While Lawrence Welk rarely played big band jazz, he was very fond of Dixieland music and regularly featured it along with his very popular polka music. (Master New Orleans clarinetist Pete Fountain spent two years with the band in the 1950s.) Welk’s affinity for Dixieland music can be heard in this Soundie, a politely swinging novelty affair that allows three of the band members to show off their jazz chops.

One day during the week of March 15, 1945, the Welk band was called to a recording studio in New York City, probably RCA, where they committed to wax six tunes, including the “They Go Wild (Simply Wild Over Me),” a hit song from 1917. Soon after, the band left Manhattan for an engagement in New Orleans.

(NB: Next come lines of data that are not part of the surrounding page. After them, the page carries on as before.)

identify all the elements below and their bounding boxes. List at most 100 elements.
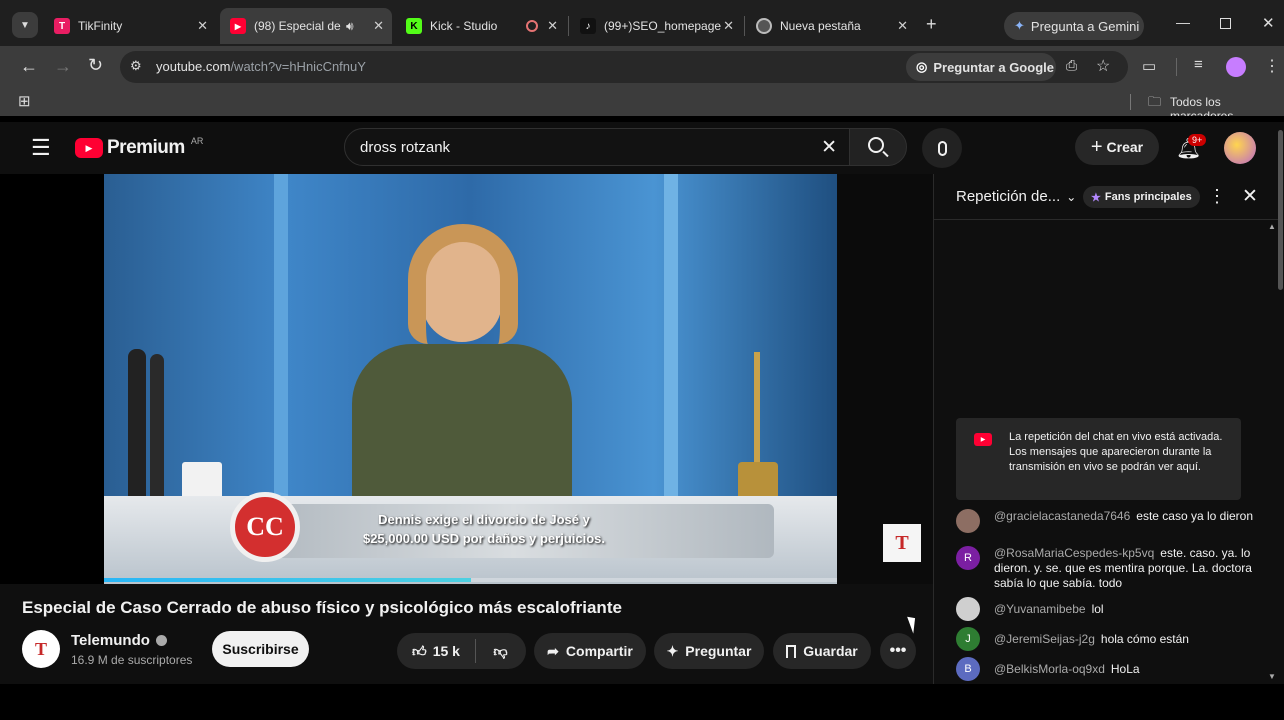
tab-title: (98) Especial de C xyxy=(254,19,342,33)
reload-button[interactable]: ↻ xyxy=(88,55,103,76)
ask-google-button[interactable]: ◎ Preguntar a Google xyxy=(906,53,1056,81)
bookmarks-bar: ⊞ 🗀 Todos los marcadores xyxy=(0,88,1284,123)
tikfinity-icon: T xyxy=(54,18,70,34)
save-button[interactable]: Guardar xyxy=(773,633,871,669)
scale-decoration xyxy=(754,352,760,462)
ask-button[interactable]: ✦ Preguntar xyxy=(654,633,764,669)
channel-name[interactable]: Telemundo xyxy=(71,632,150,649)
thumbs-up-icon: 👍︎ xyxy=(412,642,427,659)
youtube-logo[interactable]: ▶ Premium AR xyxy=(75,136,203,159)
url-path: /watch?v=hHnicCnfnuY xyxy=(230,59,366,74)
speaker-icon[interactable]: 🔊︎ xyxy=(346,19,354,34)
tab-youtube[interactable]: ▶ (98) Especial de C 🔊︎ ✕ xyxy=(220,8,392,44)
tab-title: TikFinity xyxy=(78,19,123,33)
cc-badge: CC xyxy=(246,512,284,541)
notifications-button[interactable]: 🔔︎ 9+ xyxy=(1174,134,1207,164)
channel-avatar[interactable]: T xyxy=(22,630,60,668)
top-fans-label: Fans principales xyxy=(1104,191,1192,203)
apps-grid-icon[interactable]: ⊞ xyxy=(18,92,31,110)
chat-username[interactable]: @RosaMariaCespedes-kp5vq xyxy=(994,546,1154,560)
chat-avatar[interactable]: J xyxy=(956,627,980,651)
profile-avatar[interactable] xyxy=(1226,57,1246,77)
ask-label: Preguntar xyxy=(685,643,752,659)
progress-track[interactable] xyxy=(104,578,837,582)
chat-username[interactable]: @JeremiSeijas-j2g xyxy=(994,632,1095,646)
clear-search-icon[interactable]: ✕ xyxy=(821,136,837,159)
chat-notice-text: La repetición del chat en vivo está acti… xyxy=(1009,431,1223,473)
share-button[interactable]: ➦ Compartir xyxy=(534,633,646,669)
chat-header: Repetición de... ⌄ ★ Fans principales ⋮ … xyxy=(934,174,1279,220)
host-person xyxy=(352,344,572,504)
scroll-down-arrow[interactable]: ▼ xyxy=(1268,672,1276,681)
browser-tab-strip: ▼ T TikFinity ✕ ▶ (98) Especial de C 🔊︎ … xyxy=(0,0,1284,46)
plus-icon: + xyxy=(1090,135,1103,158)
page-scrollbar[interactable] xyxy=(1278,130,1283,290)
cast-icon[interactable]: ▭ xyxy=(1142,57,1156,75)
chat-notice: ▶ La repetición del chat en vivo está ac… xyxy=(956,418,1241,500)
backdrop-pillar xyxy=(664,174,678,504)
chat-avatar[interactable] xyxy=(956,509,980,533)
site-info-icon[interactable]: ⚙ xyxy=(130,58,142,74)
more-actions-button[interactable]: ••• xyxy=(880,633,916,669)
chat-more-icon[interactable]: ⋮ xyxy=(1208,186,1226,207)
forward-button[interactable]: → xyxy=(54,56,72,77)
subscriber-count: 16.9 M de suscriptores xyxy=(71,653,193,667)
tab-kick-studio[interactable]: K Kick - Studio ✕ xyxy=(396,8,566,44)
mouse-cursor xyxy=(907,614,920,634)
bookmark-icon xyxy=(786,644,797,658)
share-icon: ➦ xyxy=(547,642,559,659)
top-fans-chip[interactable]: ★ Fans principales xyxy=(1083,186,1200,208)
url-text: youtube.com/watch?v=hHnicCnfnuY xyxy=(156,59,366,74)
chat-username[interactable]: @BelkisMorla-oq9xd xyxy=(994,662,1105,676)
recording-icon xyxy=(526,20,538,32)
close-tab-icon[interactable]: ✕ xyxy=(723,18,734,34)
bookmark-star-icon[interactable]: ☆ xyxy=(1096,56,1110,76)
video-title: Especial de Caso Cerrado de abuso físico… xyxy=(22,598,622,617)
tab-seo-homepage[interactable]: ♪ (99+)SEO_homepage ✕ xyxy=(570,8,742,44)
caption-line-2: $25,000.00 USD por daños y perjuicios. xyxy=(362,531,606,546)
tiktok-icon: ♪ xyxy=(580,18,596,34)
media-control-icon[interactable]: ≡ xyxy=(1194,56,1203,73)
close-tab-icon[interactable]: ✕ xyxy=(547,18,558,34)
chat-avatar[interactable]: R xyxy=(956,546,980,570)
close-tab-icon[interactable]: ✕ xyxy=(197,18,208,34)
like-button[interactable]: 👍︎ 15 k xyxy=(398,639,476,663)
close-tab-icon[interactable]: ✕ xyxy=(897,18,908,34)
search-button[interactable] xyxy=(849,128,907,166)
tab-new-tab[interactable]: Nueva pestaña ✕ xyxy=(746,8,916,44)
channel-name-row[interactable]: Telemundo xyxy=(71,632,167,649)
create-button[interactable]: + Crear xyxy=(1075,129,1159,165)
gemini-icon: ✦ xyxy=(1014,18,1025,33)
chat-text: HoLa xyxy=(1110,662,1140,676)
restore-button[interactable] xyxy=(1220,18,1231,29)
more-menu-icon[interactable]: ⋮ xyxy=(1264,56,1280,76)
minimize-button[interactable]: — xyxy=(1176,14,1190,30)
tab-tikfinity[interactable]: T TikFinity ✕ xyxy=(44,8,216,44)
close-chat-icon[interactable]: ✕ xyxy=(1242,185,1258,208)
dislike-button[interactable]: 👎︎ xyxy=(476,643,526,660)
search-input[interactable]: dross rotzank ✕ xyxy=(344,128,850,166)
video-player[interactable]: CC Dennis exige el divorcio de José y $2… xyxy=(104,174,837,584)
voice-search-button[interactable] xyxy=(922,128,962,168)
chat-text: este caso ya lo dieron xyxy=(1136,509,1254,523)
chat-avatar[interactable] xyxy=(956,597,980,621)
subscribe-button[interactable]: Suscribirse xyxy=(212,631,309,667)
chat-username[interactable]: @gracielacastaneda7646 xyxy=(994,509,1130,523)
chat-avatar[interactable]: B xyxy=(956,657,980,681)
search-value: dross rotzank xyxy=(360,139,451,156)
close-tab-icon[interactable]: ✕ xyxy=(373,18,384,34)
chat-mode-dropdown[interactable]: Repetición de... ⌄ xyxy=(956,188,1076,205)
scroll-up-arrow[interactable]: ▲ xyxy=(1268,222,1276,231)
new-tab-button[interactable]: + xyxy=(926,14,937,35)
back-button[interactable]: ← xyxy=(20,56,38,77)
account-avatar[interactable] xyxy=(1224,132,1256,164)
tab-search-button[interactable]: ▼ xyxy=(12,12,38,38)
more-horizontal-icon: ••• xyxy=(889,642,907,659)
install-app-icon[interactable]: ⎙ xyxy=(1066,57,1077,74)
chat-username[interactable]: @Yuvanamibebe xyxy=(994,602,1086,616)
close-window-button[interactable]: ✕ xyxy=(1262,14,1275,32)
hamburger-menu-icon[interactable]: ☰ xyxy=(31,135,51,161)
omnibox[interactable]: ⚙ youtube.com/watch?v=hHnicCnfnuY ◎ Preg… xyxy=(120,51,1128,83)
backdrop-pillar xyxy=(274,174,288,504)
gemini-button[interactable]: ✦ Pregunta a Gemini xyxy=(1004,12,1144,40)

They were followed by Filmcraft producer and director William Forest Crouch and cinematographer Don Malkames. Taking advantage of the fine weather in New Orleans, Crouch filmed in various locations throughout the city. A Google search under “big clown face in New Orleans” pinpointed the sideline location for this Soundie as Pontchartrain Beach Amusement Park, at the “Laff in the Dark” fun house.

String bass player Arthur Swanson usually took the novelty vocals in the band, so Welk takes over Swanson’s place, sidelining on string bass. Swanson enters the scene in a Soundies promotional car that the Crouch must have sent from New York for publicity purposes. While the solo identifications have not been verified, musicologist Kevin Coffey and I are confident that they are correct. Of special note is clarinet player Norman Lee, an outstanding soloist who was soon working with Eddy Howard’s big band. At this time the band also included a female also sax player, Venita White. We’ll catch her as a jazz soloist in a follow-up from this series.